There are a few difficulties remaining for the Windows port and a few capabilities that should be added:

  • Keep project files synched with generated code. The Qpid project’s build process generates a lot of code from XML protocol specifications. This is very nice, but runs into trouble keeping the Visual Studio project files up to date as the set of generated files changes. I’ve been using the MPC tool to generate Visual Studio projects and MPC can pick up names by wildcard, but that still leaves an extra step: generate C++ code, regenerate project files. This need has caused a couple of hiccups during the Qpid M4 release process where I had to regenerate the project files. It would be nice if Visual Studio’s C++ build could deal with wildcards, or if the C++  project file format allowed inclusion of an outside file listing sources (which could be generated along with the C++ code).
  • Add SSL support. The Linux code uses OpenSSL. I’d rather not pull in another prerequisite when Windows knows how to do SSL already. At least I assume it does, and in a way that doesn’t require an HTTP connection to use. I’ve yet to figure this out…
  • Persistent storage for messages. AMQP (and Qpid) allows for persistent message store, guaranteeing message delivery in the face of failures. There’s not yet a store for Qpid on Windows, and it should be added.
  • Add the needed “declspec”s to build the Qpid libraries as DLLs; currently they’re built as static libraries.
  • Minor tweaks making Qpid integrate better with Windows, such as a message definition for storing diagnostics in the event log and being able to set the broker up as a Windows Service.

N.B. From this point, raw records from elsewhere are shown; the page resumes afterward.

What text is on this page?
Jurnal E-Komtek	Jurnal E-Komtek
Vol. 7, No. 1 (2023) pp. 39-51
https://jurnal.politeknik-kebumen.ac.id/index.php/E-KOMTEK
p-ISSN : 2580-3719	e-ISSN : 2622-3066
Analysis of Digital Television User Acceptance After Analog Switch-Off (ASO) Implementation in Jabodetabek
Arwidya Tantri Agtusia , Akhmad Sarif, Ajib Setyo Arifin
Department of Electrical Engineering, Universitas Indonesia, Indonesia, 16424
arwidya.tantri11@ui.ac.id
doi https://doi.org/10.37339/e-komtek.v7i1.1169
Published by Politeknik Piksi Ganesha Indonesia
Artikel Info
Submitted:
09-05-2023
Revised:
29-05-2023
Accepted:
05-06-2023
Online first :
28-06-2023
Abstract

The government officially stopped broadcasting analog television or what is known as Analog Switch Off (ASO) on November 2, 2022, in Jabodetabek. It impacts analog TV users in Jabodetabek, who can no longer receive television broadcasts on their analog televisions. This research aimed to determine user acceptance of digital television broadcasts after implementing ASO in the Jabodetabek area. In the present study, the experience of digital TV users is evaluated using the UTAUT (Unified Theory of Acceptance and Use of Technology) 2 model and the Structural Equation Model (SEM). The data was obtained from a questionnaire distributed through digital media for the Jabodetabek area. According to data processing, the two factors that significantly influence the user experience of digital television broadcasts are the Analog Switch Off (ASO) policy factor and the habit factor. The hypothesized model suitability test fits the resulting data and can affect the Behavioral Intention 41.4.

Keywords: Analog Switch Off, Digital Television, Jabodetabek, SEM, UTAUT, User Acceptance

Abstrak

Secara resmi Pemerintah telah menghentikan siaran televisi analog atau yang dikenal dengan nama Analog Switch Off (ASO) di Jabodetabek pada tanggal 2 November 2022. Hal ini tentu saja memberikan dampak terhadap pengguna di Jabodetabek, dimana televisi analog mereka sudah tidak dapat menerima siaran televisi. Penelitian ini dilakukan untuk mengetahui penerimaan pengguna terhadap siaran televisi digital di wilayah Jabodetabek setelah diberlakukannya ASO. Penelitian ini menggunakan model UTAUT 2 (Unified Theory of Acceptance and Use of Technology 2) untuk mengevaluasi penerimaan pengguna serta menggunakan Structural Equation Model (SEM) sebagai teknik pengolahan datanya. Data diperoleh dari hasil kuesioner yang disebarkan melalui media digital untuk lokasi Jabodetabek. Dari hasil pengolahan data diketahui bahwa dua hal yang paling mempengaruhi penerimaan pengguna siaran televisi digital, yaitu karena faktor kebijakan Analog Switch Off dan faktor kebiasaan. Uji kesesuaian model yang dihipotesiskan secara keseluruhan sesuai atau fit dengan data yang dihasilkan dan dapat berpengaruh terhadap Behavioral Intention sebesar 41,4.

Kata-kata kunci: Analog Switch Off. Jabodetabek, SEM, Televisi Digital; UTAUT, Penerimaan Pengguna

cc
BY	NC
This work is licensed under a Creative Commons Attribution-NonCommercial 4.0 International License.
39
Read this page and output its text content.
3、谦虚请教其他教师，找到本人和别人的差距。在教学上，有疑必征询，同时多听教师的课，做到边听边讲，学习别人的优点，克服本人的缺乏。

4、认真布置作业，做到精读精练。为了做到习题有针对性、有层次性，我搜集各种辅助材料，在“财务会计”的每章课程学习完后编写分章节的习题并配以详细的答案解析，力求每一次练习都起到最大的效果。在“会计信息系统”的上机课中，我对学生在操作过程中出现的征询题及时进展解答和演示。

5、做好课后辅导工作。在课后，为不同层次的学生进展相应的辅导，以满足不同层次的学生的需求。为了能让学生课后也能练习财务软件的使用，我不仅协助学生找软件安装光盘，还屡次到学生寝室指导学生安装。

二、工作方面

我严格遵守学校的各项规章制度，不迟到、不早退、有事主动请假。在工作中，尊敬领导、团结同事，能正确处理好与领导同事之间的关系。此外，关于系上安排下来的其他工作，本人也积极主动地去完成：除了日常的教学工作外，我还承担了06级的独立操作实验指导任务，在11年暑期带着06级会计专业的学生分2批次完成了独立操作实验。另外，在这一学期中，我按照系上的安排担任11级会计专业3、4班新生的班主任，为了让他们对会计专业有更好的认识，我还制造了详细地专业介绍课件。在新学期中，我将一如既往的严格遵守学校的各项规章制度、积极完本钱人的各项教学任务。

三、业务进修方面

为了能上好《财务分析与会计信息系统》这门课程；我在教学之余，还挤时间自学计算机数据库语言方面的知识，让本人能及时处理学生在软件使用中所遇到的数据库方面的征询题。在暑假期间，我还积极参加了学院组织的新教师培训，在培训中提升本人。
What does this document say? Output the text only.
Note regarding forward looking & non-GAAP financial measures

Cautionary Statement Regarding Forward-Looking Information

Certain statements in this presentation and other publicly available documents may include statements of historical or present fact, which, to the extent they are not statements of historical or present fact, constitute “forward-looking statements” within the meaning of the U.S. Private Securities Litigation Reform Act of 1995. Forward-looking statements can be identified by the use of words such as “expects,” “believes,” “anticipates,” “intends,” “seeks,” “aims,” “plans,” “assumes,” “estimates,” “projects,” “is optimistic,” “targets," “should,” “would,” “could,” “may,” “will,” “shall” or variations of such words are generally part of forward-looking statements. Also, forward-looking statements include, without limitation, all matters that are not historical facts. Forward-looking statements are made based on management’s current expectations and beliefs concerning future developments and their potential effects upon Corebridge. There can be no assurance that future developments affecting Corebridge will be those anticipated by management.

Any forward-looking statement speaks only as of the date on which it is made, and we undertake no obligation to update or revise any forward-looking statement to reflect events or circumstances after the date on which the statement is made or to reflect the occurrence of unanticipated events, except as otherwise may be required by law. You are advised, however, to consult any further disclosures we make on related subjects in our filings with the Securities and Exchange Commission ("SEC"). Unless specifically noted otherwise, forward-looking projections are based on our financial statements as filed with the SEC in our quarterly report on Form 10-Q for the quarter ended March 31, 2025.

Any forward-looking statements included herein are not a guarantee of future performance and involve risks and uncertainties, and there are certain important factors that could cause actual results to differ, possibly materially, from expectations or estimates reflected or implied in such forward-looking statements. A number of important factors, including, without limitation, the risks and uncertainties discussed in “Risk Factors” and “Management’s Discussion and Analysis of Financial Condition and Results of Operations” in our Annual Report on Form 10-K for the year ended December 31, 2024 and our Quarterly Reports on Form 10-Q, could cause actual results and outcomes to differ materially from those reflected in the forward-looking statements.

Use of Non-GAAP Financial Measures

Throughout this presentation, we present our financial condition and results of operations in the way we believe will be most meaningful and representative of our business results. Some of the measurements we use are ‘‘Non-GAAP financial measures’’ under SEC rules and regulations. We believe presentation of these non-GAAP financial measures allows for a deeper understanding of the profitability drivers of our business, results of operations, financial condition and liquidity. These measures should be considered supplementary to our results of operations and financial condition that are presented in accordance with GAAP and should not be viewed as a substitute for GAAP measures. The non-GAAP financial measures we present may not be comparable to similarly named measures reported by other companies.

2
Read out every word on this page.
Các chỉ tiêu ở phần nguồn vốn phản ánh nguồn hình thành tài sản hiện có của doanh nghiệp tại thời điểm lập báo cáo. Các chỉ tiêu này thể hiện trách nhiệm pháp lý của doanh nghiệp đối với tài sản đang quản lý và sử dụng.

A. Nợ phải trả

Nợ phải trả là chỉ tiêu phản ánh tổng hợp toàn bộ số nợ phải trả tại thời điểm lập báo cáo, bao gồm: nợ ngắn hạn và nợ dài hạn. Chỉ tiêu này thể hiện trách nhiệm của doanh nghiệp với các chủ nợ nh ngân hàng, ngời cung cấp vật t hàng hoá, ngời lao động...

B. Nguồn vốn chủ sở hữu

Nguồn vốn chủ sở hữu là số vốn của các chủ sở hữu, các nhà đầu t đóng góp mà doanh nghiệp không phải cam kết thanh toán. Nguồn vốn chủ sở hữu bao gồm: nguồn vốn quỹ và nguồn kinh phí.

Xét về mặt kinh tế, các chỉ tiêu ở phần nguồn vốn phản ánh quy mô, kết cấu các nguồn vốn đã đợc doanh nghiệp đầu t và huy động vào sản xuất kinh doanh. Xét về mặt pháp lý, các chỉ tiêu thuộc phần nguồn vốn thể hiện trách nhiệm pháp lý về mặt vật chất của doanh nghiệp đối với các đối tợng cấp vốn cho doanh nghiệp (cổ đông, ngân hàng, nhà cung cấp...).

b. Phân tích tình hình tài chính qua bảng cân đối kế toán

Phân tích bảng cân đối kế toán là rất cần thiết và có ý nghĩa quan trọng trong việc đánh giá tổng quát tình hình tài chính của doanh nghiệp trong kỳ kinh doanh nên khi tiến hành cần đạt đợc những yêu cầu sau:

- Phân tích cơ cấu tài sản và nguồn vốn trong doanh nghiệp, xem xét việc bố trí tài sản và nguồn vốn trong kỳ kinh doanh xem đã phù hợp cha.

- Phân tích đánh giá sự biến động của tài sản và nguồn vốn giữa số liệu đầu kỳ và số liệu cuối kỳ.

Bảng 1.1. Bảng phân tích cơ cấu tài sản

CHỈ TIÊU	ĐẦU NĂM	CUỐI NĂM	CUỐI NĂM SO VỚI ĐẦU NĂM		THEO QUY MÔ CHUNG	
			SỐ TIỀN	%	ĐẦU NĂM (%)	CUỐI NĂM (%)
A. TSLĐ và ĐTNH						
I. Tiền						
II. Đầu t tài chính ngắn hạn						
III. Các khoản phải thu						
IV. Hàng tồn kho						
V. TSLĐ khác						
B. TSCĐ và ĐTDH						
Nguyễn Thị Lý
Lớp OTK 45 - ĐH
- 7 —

Apache Qpid graduates incubator; now a top-level project

December 11, 2008

The Apache Qpid project has been in incubation at the Apache Software Foundation for quite a while now, having delivered at least 3 releases of Apache Qpid. Recently the Apache Software Foundation board of directors voted to graduate the project from the incubator as a new top-level project (TLP) at Apache. This is a major milestone for Qpid and is based on:

  • Proven ability to manage and coordinate development and release a product
  • Cultivate a community of developers with sufficient diversity

I joined the Apache Qpid project this past summer, primarily to lead the port to Windows. I’ve been impressed with the development team’s professionalism, experience, and commitment to quality.

Congratulations to the Apache Qpid team on this great accomplishment!